No party hack for CEO position
NQ intends to retain a recruiting company to select its new CEO. The company will advertise the CEO post, do interviews and make its final pick by the end of April.
“It would be independent people so that we have no influence over the selection process,” Maharaj said.
He said NQ’s HR department has been working to speed up the recruitment process, since the company has been without a CEO for four months.
“We want to have the appointment transparent. We do not want to hear that we put a party hack. We will divorce ourselves from that. This thing will be properly done. We will hire a recruiting company and let them take the decision on interviews and work within the company’s guidelines. The board would ratify their decision.”
The new CEO will replace Sandra Fernandez, who was suspended last October by Ramkhelawan. NQ has agreed to pay Fernandez in an out-of-court settlement, which Maharaj refused to disclose, but insisted it was not $800,000 as reported.
Asked if the new CEO will be paid a monthly salary of $48,000, similar to what Fernandez took home, Maharaj said it all depends on the individual’s qualifications and skills.
Chairman’s $510,000 Nissan Pathfinder up for sale
A $510,000 Nissan Pathfinder which NQ purchased for its chairman is up for sale. Once sold, Maharaj said, NQ would use the money to buy a bus to transport workers to and from its quarry site in Turure, Sangre Grande.
Maharaj said the decision to sell the three-year-old PCT series Pathfinder was a taken by the board after staff complained that it was difficult to reach the quarry site at night.
“So one of the decisions we took was the Pathfinder, which was purchased for the use of the chairman, I have asked them to return it to the company (the agent), so we could get a bus for the workers.”
As chairman, Maharaj said, he believes he is not entitled to drive a company vehicle.
“I get travelling and I have my personal vehicle which I use.”
Maharaj said he has asked NQ and the company from which the Pathfinder was purchased to do an evaluation to determine its value. If the bus is more expensive, NQ will pay the difference.
“But I think a bus would be cheaper than the Pathfinder. So we would look at the cost-effectiveness of it, whether a trade-in might be good.”

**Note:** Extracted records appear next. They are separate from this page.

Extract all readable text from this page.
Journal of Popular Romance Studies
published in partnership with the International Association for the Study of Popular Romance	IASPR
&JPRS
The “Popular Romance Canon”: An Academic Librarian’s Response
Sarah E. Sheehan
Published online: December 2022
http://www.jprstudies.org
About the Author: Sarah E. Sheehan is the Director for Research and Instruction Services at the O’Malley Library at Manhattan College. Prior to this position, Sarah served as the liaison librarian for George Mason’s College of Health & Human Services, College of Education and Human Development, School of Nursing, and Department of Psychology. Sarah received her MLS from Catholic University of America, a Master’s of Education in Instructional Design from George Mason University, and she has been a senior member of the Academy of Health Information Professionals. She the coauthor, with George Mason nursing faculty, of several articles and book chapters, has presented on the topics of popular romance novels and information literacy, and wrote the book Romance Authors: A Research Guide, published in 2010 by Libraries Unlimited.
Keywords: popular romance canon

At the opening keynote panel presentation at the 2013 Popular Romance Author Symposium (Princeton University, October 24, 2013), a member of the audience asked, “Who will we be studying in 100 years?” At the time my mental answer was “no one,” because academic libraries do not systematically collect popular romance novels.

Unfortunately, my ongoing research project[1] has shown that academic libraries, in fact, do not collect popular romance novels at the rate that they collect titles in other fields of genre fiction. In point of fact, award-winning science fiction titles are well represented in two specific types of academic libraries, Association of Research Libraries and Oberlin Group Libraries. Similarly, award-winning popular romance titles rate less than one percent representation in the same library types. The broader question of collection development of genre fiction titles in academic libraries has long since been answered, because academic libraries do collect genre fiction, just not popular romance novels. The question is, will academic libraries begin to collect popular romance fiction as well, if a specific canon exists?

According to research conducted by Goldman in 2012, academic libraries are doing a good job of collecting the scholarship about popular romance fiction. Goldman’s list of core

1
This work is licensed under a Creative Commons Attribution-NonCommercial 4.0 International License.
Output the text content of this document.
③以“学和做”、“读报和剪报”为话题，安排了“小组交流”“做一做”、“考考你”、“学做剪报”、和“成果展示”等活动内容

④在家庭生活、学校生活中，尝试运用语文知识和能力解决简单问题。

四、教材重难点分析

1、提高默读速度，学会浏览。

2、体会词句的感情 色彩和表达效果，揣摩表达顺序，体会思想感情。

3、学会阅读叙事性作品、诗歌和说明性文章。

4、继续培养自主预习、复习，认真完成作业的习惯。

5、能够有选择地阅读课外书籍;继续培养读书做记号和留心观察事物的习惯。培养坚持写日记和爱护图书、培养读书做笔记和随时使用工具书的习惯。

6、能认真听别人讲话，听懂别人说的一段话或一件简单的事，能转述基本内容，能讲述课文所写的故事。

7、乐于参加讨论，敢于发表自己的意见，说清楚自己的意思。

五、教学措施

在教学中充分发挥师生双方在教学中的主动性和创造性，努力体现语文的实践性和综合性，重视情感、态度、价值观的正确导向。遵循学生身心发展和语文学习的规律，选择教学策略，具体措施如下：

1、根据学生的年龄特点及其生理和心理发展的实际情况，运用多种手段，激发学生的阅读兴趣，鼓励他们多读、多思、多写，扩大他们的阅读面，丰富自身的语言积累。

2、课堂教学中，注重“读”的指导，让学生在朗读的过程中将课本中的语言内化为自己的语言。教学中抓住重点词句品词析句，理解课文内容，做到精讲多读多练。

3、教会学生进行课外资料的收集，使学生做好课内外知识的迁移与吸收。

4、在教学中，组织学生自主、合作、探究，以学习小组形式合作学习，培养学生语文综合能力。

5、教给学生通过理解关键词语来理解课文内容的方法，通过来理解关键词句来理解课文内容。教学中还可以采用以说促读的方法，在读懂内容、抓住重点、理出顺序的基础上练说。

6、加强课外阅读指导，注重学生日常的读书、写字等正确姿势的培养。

Last October, Ramkhelawan, in an Express article, said as chairman, he suffered the indignity of using the Pathfinder, which he said had tyres as smooth as glass.
“Normally in my area, I bend my head while I am in it. It’s a bit disgraceful,” Ramkhelawan said.
Ramkhelawan: Everything was done above board
On Friday, Ramkhelawan said every decision the board made under his tenure was done above board and in a transparent manner.
“No contract was awarded except two that were publicly tendered and it followed every procedure. I have no idea what Mr Maharaj is speaking about.”
Ramkhelawan said he never signed any cheques at NQ.
“What I have to account for is what is in the board minutes.”